"Wysłano nas na mięso". Nagranie rosyjskich żołnierzy

Zamaskowani żołnierze w nagraniu przedstawiają się jako "pozostałości 506. Pułku". Nagranie zostało zamieszczone w rosyjskich mediach społecznościowych. Wojskowi żalą się na swoje dowództwo, które od początku miało ich okłamywać.

Żołnierze mówią, że zapewniano, że powierzone im zadania będą proste i podczas ich wykonywania nie napotkają praktycznie żadnego oporu ze strony Ukraińców. Było jednak zupełnie inaczej, a ich jednostka została zdziesiątkowana.

Reklama

- Powiedziano nam, że tam nikogo nie ma, że nią ma tam żadnych chochołów (obraźliwe określenie Ukraińców – przyp. red.). W efekcie okazało się, że było ich tam pełno w wiosce. Oszukano nas, po prostu, z grubsza mówiąc, wysłano nas na mięso– relacjonuje jeden z żołnierzy.
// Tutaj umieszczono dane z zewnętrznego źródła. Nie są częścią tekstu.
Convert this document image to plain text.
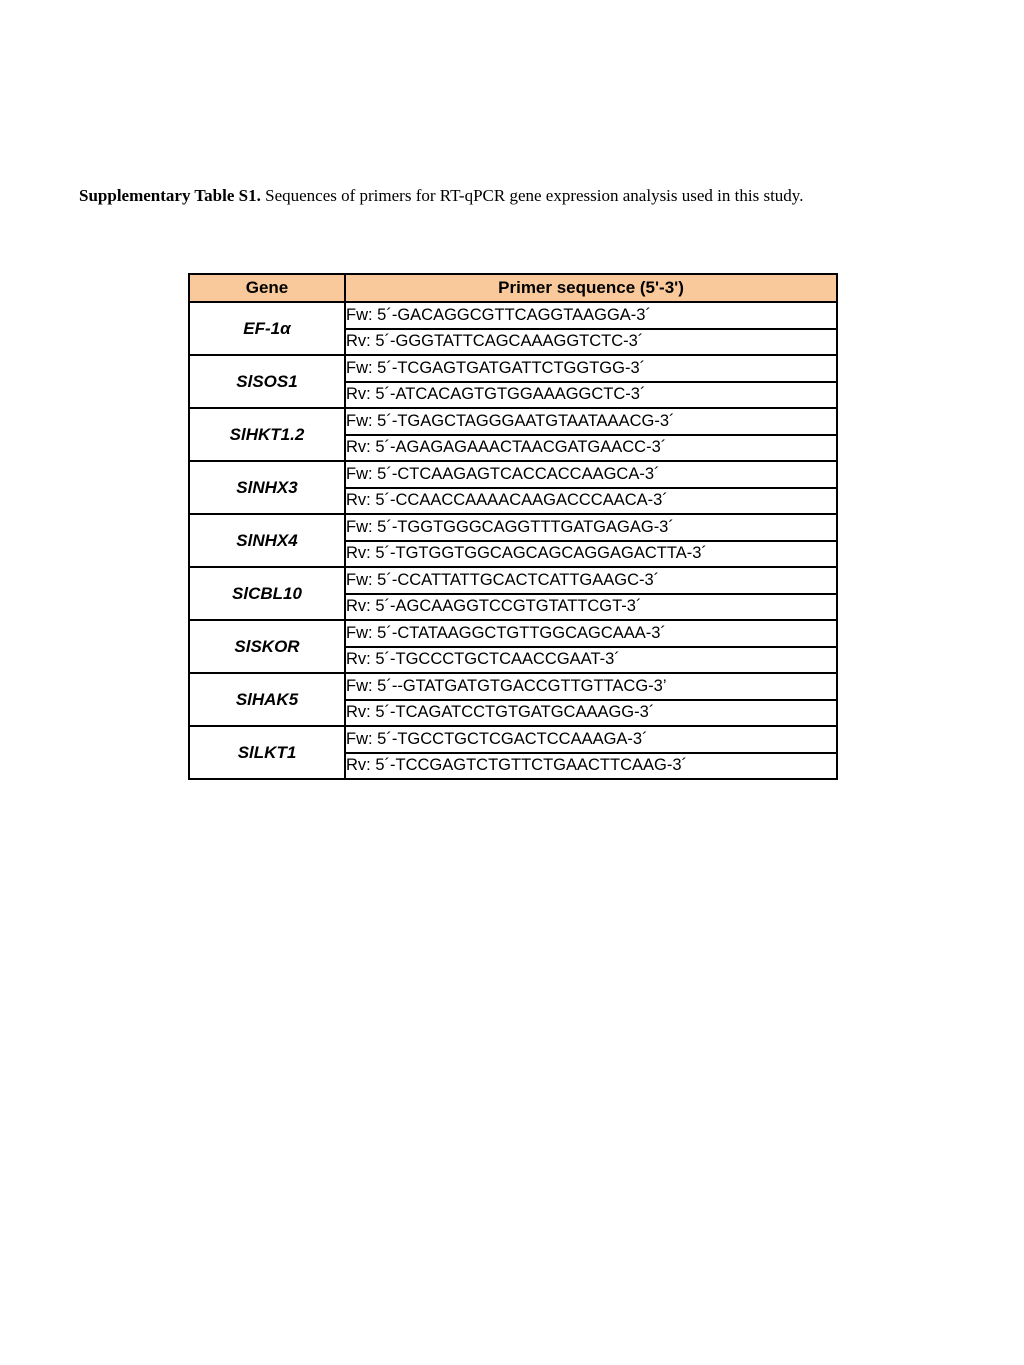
Supplementary Table S1. Sequences of primers for RT-qPCR gene expression analysis used in this study.
Gene	Primer sequence (5'-3')
EF-1α	Fw: 5´-GACAGGCGTTCAGGTAAGGA-3´
	Rv: 5´-GGGTATTCAGCAAAGGTCTC-3´
SlSOS1	Fw: 5´-TCGAGTGATGATTCTGGTGG-3´
	Rv: 5´-ATCACAGTGTGGAAAGGCTC-3´
SlHKT1.2	Fw: 5´-TGAGCTAGGGAATGTAATAAACG-3´
	Rv: 5´-AGAGAGAAACTAACGATGAACC-3´
SlNHX3	Fw: 5´-CTCAAGAGTCACCACCAAGCA-3´
	Rv: 5´-CCAACCAAAACAAGACCCAACA-3´
SlNHX4	Fw: 5´-TGGTGGGCAGGTTTGATGAGAG-3´
	Rv: 5´-TGTGGTGGCAGCAGCAGGAGACTTA-3´
SlCBL10	Fw: 5´-CCATTATTGCACTCATTGAAGC-3´
	Rv: 5´-AGCAAGGTCCGTGTATTCGT-3´
SlSKOR	Fw: 5´-CTATAAGGCTGTTGGCAGCAAA-3´
	Rv: 5´-TGCCCTGCTCAACCGAAT-3´
SlHAK5	Fw: 5´--GTATGATGTGACCGTTGTTACG-3’
	Rv: 5´-TCAGATCCTGTGATGCAAAGG-3´
SlLKT1	Fw: 5´-TGCCTGCTCGACTCCAAAGA-3´
	Rv: 5´-TCCGAGTCTGTTCTGAACTTCAAG-3´
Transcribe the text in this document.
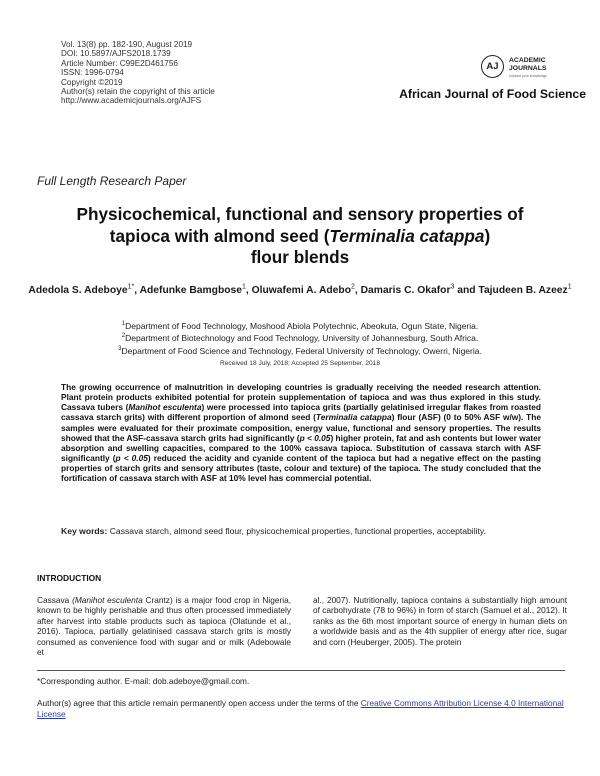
Vol. 13(8) pp. 182-190, August 2019
DOI: 10.5897/AJFS2018.1739
Article Number: C99E2D461756
ISSN: 1996-0794
Copyright ©2019
Author(s) retain the copyright of this article
http://www.academicjournals.org/AJFS
AJ
ACADEMIC
JOURNALS
expand your knowledge
African Journal of Food Science
Full Length Research Paper
Physicochemical, functional and sensory properties of
tapioca with almond seed (Terminalia catappa)
flour blends
Adedola S. Adeboye$^{1*}$, Adefunke Bamgbose$^1$, Oluwafemi A. Adebo$^2$, Damaris C. Okafor$^3$ and Tajudeen B. Azeez$^1$
$^1$Department of Food Technology, Moshood Abiola Polytechnic, Abeokuta, Ogun State, Nigeria.
$^2$Department of Biotechnology and Food Technology, University of Johannesburg, South Africa.
$^3$Department of Food Science and Technology, Federal University of Technology, Owerri, Nigeria.
Received 18 July, 2018; Accepted 25 September, 2018
The growing occurrence of malnutrition in developing countries is gradually receiving the needed research attention. Plant protein products exhibited potential for protein supplementation of tapioca and was thus explored in this study. Cassava tubers (Manihot esculenta) were processed into tapioca grits (partially gelatinised irregular flakes from roasted cassava starch grits) with different proportion of almond seed (Terminalia catappa) flour (ASF) (0 to 50% ASF w/w). The samples were evaluated for their proximate composition, energy value, functional and sensory properties. The results showed that the ASF-cassava starch grits had significantly (p < 0.05) higher protein, fat and ash contents but lower water absorption and swelling capacities, compared to the 100% cassava tapioca. Substitution of cassava starch with ASF significantly (p < 0.05) reduced the acidity and cyanide content of the tapioca but had a negative effect on the pasting properties of starch grits and sensory attributes (taste, colour and texture) of the tapioca. The study concluded that the fortification of cassava starch with ASF at 10% level has commercial potential.
Key words: Cassava starch, almond seed flour, physicochemical properties, functional properties, acceptability.
INTRODUCTION
Cassava (Manihot esculenta Crantz) is a major food crop in Nigeria, known to be highly perishable and thus often processed immediately after harvest into stable products such as tapioca (Olatunde et al., 2016). Tapioca, partially gelatinised cassava starch grits is mostly consumed as convenience food with sugar and or milk (Adebowale et
al., 2007). Nutritionally, tapioca contains a substantially high amount of carbohydrate (78 to 96%) in form of starch (Samuel et al., 2012). It ranks as the 6th most important source of energy in human diets on a worldwide basis and as the 4th supplier of energy after rice, sugar and corn (Heuberger, 2005). The protein
*Corresponding author. E-mail: dob.adeboye@gmail.com.
Author(s) agree that this article remain permanently open access under the terms of the Creative Commons Attribution License 4.0 International License
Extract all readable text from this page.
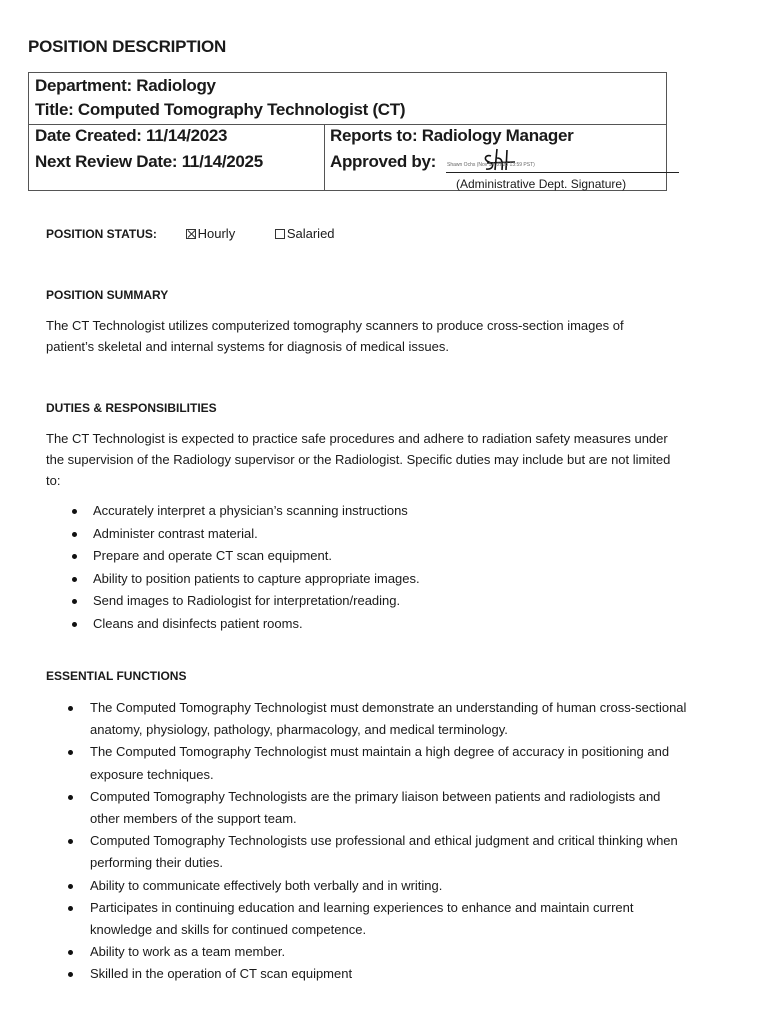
POSITION DESCRIPTION
Department: Radiology
Title: Computed Tomography Technologist (CT)
Date Created: 11/14/2023
Next Review Date: 11/14/2025
Reports to: Radiology Manager
Approved by: Shawn Ochs (Nov 14, 2023 13:59 PST)
(Administrative Dept. Signature)
POSITION STATUS:	Hourly	Salaried
POSITION SUMMARY
The CT Technologist utilizes computerized tomography scanners to produce cross-section images of patient’s skeletal and internal systems for diagnosis of medical issues.
DUTIES & RESPONSIBILITIES
The CT Technologist is expected to practice safe procedures and adhere to radiation safety measures under the supervision of the Radiology supervisor or the Radiologist. Specific duties may include but are not limited to:
Accurately interpret a physician’s scanning instructions
Administer contrast material.
Prepare and operate CT scan equipment.
Ability to position patients to capture appropriate images.
Send images to Radiologist for interpretation/reading.
Cleans and disinfects patient rooms.
ESSENTIAL FUNCTIONS
The Computed Tomography Technologist must demonstrate an understanding of human cross-sectional anatomy, physiology, pathology, pharmacology, and medical terminology.
The Computed Tomography Technologist must maintain a high degree of accuracy in positioning and exposure techniques.
Computed Tomography Technologists are the primary liaison between patients and radiologists and other members of the support team.
Computed Tomography Technologists use professional and ethical judgment and critical thinking when performing their duties.
Ability to communicate effectively both verbally and in writing.
Participates in continuing education and learning experiences to enhance and maintain current knowledge and skills for continued competence.
Ability to work as a team member.
Skilled in the operation of CT scan equipment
- Weszliśmy, otoczyli nas i całkowicie pokonali wszystkich. Potrzebujemy pomocy medycznej (...). Leży tam mnóstwo dwustu (rosyjskie wojskowe określenie zabitych – przyp. red.), leżą tam od sześciu miesięcy– podkreśla.

Żołnierz oskarża również swoich dowódców o złe decyzje. Miały one doprowadzić jednostkę do katastrofy.

Reklama

Wojskowy kieruje apel do Putina

- Zostało nas już tylko 50 osób. I nie wiemy, co robić. Teraz nas tu odsyłają. Przeciwko artylerii. Jesteśmy całkowicie bezsilni. Po naszej stronie, pomimo że nam obiecano, nie ma artylerii– opisuje żołnierz na nagraniu.

Wojskowy skierował apel do Władimira Putina o zgodę na wycofanie resztek pułku z pozycji frontowych. Żołnierz stwierdził jednocześnie, że jego dowódcy podjęli już decyzję o likwidacji jednostki, w związku z buntami i odmową wykonywania rozkazów przez pozostałych w niej żołnierzy.

-Po prostu zresetują nas do zera. Żeby nikt nic nie wiedział – dodaje.